Using ref cursor vs sys_refcursor inside a Stored Procedure Parameters
I'm not sure what you mean by
create or replace procedure GetEmployeesInDept( c out ref cursor)
I've not seen this before and I can't get a procedure declared like this to compile. Could you please provide sample code or links to where you've seen this before?
What you might have seen is something like the following:
CREATE OR REPLACE PACKAGE demo AS
TYPE ref_cursor IS REF CURSOR;
PROCEDURE GetEmployeesInDept(c OUT ref_cursor);
END demo;
/
CREATE OR REPLACE PACKAGE BODY demo AS
PROCEDURE GetEmployeesInDept(c OUT ref_cursor)
IS
BEGIN
RAISE NO_DATA_FOUND;
END GetEmployeesInDept;
END demo;
/
In this case, we declare a type to be a REF CURSOR
, and use it as an OUT
parameter in a stored procedure.
There is no difference between using a type declared as REF CURSOR
and using SYS_REFCURSOR
, because SYS_REFCURSOR
is defined in the STANDARD
package as a REF CURSOR
in the same way that we declared the type ref_cursor
. In fact, if you're using Oracle 9i or later, look within your Oracle database installation, in %ORACLE_HOME%\rdbms\admin\stdspec.sql
, and you should find the following line somewhere in there:
type sys_refcursor is ref cursor;
SYS_REFCURSOR
was introduced in Oracle 9i.

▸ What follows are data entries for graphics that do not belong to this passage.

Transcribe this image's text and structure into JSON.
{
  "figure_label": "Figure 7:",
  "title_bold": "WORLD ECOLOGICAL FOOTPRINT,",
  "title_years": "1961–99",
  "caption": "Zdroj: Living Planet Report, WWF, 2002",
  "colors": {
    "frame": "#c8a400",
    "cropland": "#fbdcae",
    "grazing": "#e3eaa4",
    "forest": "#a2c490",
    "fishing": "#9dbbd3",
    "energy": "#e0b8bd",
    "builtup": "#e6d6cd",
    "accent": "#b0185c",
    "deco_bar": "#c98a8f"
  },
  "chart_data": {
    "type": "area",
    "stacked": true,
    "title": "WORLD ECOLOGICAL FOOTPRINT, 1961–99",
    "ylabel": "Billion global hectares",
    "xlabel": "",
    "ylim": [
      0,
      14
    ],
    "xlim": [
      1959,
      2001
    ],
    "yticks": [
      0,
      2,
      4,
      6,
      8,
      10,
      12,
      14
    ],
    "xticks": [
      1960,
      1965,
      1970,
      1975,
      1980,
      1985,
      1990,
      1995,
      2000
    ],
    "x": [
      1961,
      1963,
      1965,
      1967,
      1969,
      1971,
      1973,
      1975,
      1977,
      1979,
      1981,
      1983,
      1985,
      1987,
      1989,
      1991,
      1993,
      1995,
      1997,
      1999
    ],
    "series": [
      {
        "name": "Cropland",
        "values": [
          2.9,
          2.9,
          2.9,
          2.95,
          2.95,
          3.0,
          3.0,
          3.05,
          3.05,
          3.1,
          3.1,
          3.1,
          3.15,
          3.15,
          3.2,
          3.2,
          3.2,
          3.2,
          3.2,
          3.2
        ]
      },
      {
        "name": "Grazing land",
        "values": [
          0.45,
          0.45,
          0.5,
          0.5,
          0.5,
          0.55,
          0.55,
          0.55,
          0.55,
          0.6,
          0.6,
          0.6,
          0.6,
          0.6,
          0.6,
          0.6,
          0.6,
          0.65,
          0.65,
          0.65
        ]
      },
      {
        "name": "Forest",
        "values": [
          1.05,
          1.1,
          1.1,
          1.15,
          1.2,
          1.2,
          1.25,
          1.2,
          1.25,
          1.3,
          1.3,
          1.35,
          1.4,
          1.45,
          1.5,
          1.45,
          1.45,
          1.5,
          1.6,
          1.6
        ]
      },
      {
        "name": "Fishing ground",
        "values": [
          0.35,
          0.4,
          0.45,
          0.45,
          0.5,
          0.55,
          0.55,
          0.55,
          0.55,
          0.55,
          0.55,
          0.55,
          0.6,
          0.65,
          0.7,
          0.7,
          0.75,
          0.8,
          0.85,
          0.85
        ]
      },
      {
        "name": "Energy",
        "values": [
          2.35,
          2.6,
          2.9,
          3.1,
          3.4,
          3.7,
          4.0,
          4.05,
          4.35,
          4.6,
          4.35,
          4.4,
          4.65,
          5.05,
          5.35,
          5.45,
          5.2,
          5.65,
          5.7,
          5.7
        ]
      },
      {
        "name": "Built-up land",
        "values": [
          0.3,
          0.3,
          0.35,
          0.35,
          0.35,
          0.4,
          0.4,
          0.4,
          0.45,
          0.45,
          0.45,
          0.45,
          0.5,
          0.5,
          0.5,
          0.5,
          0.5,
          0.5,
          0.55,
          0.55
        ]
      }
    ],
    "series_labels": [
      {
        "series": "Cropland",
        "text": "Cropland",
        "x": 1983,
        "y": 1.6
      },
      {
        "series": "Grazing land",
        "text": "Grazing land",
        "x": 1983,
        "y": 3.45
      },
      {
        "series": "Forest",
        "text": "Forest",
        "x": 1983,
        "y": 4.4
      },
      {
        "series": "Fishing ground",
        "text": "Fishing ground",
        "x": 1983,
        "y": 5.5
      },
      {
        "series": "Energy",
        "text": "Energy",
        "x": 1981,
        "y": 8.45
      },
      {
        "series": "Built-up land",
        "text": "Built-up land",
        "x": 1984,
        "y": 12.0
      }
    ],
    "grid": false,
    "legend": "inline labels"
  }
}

You may find various types declared as REF CURSOR
in PL/SQL code that was written before Oracle 9i was released.
There can be one difference between the two, I can think off is ref_cursor
can be STRONG
or WEAK
type whereas SYS_REFCURSOR
is always weak type as it is defined that way.
There are two forms of ref Cursor the strong REF CURSOR and the weak REF CURSOR. PL/SQL is a statically typed language, and the weak REF CURSOR is one of the few dynamically typed constructs supported.
(statically typed language: that was mean that type checking is performed at compile time not at runtime)
When you defined a SYS_REFCURSOR is a predefined weak REF CURSOR type.
A strong ref cursor it's something like this:
TYPE book_data_t IS REF CURSOR RETURN book%ROWTYPE;
cause associate the cursor variable with a specific record structure.